This months Teaching Artists' Journal is supplied to us by Michael Rutherford.

Michael Rutherford is a graduate of SUNY Albany with a BA in English and a Masters in Library Science. He is the founder and director of Alternative Literary Programs (ALPS) and was the co-founder of Cultural Conspiracy, Inc. which published Artists with Class, a quarterly addressing the concerns of teaching artists. When he was younger (as opposed to his ongoing childhood) he translated Catullus and published numerous poems. Now that he has grown older and more garrulous, he has moved into prose, writing literary sword and sorcery tales. His novella, THE TALE AND ITS MASTER, Spring Harbor Press, 1986 was nominated as one of the year's best fantasy novellas and then anthologized in THE YEAR'S BEST FANTASY STORIES, DAW Press in 1987. His collection of fantasy novellas, THE INFINITE KINGDOMS, followed in 1990. Currently he has a fantasy novel, MORTAL BEAUTY, making the perilous rounds of publishing houses.
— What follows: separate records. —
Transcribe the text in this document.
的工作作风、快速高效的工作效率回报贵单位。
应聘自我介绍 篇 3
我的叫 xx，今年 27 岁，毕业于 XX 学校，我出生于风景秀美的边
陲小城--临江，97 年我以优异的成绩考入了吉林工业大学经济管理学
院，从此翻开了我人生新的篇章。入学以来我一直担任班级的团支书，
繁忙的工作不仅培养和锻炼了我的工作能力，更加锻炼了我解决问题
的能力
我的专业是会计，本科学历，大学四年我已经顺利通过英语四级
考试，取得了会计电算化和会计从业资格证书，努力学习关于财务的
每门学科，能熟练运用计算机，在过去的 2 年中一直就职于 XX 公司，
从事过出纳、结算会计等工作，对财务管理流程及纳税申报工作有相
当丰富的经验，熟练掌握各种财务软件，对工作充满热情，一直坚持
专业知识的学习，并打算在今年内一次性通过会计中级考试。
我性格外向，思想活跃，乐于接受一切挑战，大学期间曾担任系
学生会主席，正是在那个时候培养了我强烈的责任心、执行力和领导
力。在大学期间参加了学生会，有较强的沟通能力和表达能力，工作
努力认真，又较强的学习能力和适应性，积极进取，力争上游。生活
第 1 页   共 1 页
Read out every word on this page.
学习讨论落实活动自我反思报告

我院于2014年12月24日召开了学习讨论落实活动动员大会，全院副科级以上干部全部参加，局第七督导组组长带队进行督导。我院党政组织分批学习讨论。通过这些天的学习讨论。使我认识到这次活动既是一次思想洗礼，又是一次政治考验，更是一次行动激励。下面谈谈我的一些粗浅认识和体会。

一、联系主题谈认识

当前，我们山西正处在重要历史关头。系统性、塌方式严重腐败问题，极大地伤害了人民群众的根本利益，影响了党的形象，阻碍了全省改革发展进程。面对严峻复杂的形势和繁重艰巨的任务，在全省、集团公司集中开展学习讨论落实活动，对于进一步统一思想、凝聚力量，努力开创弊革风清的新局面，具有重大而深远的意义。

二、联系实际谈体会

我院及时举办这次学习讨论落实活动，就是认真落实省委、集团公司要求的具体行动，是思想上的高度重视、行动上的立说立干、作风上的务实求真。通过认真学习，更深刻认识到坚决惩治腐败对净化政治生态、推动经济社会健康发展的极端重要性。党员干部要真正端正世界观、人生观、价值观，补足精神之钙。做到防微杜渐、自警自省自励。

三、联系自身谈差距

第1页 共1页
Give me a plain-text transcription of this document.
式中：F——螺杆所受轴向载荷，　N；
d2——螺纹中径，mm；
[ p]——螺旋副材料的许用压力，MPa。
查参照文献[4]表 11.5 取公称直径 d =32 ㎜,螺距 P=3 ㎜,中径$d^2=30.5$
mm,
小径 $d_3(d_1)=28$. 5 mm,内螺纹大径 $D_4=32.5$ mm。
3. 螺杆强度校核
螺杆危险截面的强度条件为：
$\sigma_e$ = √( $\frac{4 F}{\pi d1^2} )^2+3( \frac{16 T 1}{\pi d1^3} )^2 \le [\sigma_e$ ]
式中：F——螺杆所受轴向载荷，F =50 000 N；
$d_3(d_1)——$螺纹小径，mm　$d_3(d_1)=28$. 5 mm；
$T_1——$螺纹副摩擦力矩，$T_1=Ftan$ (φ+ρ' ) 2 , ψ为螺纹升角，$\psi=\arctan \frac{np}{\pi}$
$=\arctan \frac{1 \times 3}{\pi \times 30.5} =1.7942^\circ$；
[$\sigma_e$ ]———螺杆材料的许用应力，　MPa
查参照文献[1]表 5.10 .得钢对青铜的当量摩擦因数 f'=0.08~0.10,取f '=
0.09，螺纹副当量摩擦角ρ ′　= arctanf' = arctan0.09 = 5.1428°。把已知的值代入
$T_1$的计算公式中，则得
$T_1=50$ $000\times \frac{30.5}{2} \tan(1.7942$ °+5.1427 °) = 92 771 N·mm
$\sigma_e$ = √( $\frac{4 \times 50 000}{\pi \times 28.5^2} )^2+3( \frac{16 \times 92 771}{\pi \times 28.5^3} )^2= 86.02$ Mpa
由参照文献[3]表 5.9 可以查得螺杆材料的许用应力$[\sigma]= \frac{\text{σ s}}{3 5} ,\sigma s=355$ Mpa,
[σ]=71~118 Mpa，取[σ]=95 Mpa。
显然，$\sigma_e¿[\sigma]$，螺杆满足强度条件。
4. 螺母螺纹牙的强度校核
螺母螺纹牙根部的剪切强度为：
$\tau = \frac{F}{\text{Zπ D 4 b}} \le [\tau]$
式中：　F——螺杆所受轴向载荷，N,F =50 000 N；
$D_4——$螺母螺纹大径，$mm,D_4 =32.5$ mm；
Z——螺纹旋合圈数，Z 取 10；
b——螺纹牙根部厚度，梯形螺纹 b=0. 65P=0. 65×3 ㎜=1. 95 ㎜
When did I start my crooked career as a teaching artist? It’s a little frightening to realize that I started thirty years ago with the now defunct Poets in the Schools.

Though actually it was even earlier than that. I started teaching street kids film-making for the Upper Hudson Library Federation. In retrospect, my naivety was prodigious. I thought of these tough, troubled and often abused kids as angels with dirty faces. The only reason I use this cliché is that my attitude at this point was so banal and flawed.

My students tried to disabuse me of this as quickly and pointedly as possible. We shot a movie in my apartment with about 7 kids acting and in production; the few objects I had of value vanished and the only reason I kept working this particular crew was that it was impossible to figure out who the thieves were. In those heady, ignorant days of poisonous romanticism, the library also gave kids cheap super 8mm cameras to shoot whatever they found meaningful. Kids, of course, were natural artists and would create works of Rousseau-like innocence and power. What we did get were works of perverse integrity: kids beating the crap out of each other, stealing bicycles. Then there was the day one schizophrenic father began beating his son on the steps of the library. Being somewhat strong, I pulled the father off his son and then got attacked by the kid AND the father.

But the worst was the reaction of the Library Federation. They had told me that I’d get paid more if I got an MLS (Master of Library Science Degree), an oxymoronic definition of library expertise. My position was that I wanted to work with kids (no matter what their thievish, thuggish, ungrateful natures).

So I got my library Masters and was immediately assigned to being a reference librarian, since I was overqualified to work with poor kids. Being a reference librarian involved writing suburban kids’ term papers for them. So I quit the library and started working for Poets in the Schools.

All I can say about the (mostly African American) kids I worked with through the library system is that I’m still in touch with some after thirty years, know the jail records of others and have attended funerals.

There was another equally outrageous factor, though I find the Library world one of superbly impractical majesty. I was flying. At 25, I was trying to figure out whether I should be a professional hot air balloonist or a teaching poet. I’d lied on a car loan and bought a hot air balloon. Much to my surprise, I’d displayed a real talent for flying gas bags. I suppose the real measure of my practicality was that I was trying to figure out whether to earn a living as a poet or the Wizard of Oz.

Hot air ballooning has a lot to recommend it to the young artist. It’s inherently dangerous. It affords an incredible view of the world in its drifting isolation. It’s like walking in the air. And above all, it’s not really quiet. In order to keep the balloon above the ground, you have to blast a flame that erupts like a lion’s roar into the crown of the balloon. There’s also a wonderful satisfaction in knowing that if you mishandle the propane tanks or forget to seal the valves of the fuel lines, you’ll blow up.

I managed to get a few grants to do poetry readings and throw poems from balloons. But ballooning is inherently expensive; extremely expensive as I discovered, when the lawyers and doctors whom I was teaching systematically ran into dead trees and ripped holes in the balloon. As a practical matter, because of wind and weather conditions, I could only fly or put the balloon up in store parking lots to advertise special events one day in three. Daily income was great, but it was totally unpredictable.

It became clear to me that it would take a full-time effort to make a living at being either a poet in the schools or a commercial hot air balloon pilot. I liked kids more than the people I taught flying to and the schools were never closed because of high winds or hot air. There was enough work in Poets in the Schools to scrape by. It was obvious. Being a poet in America offered more stability.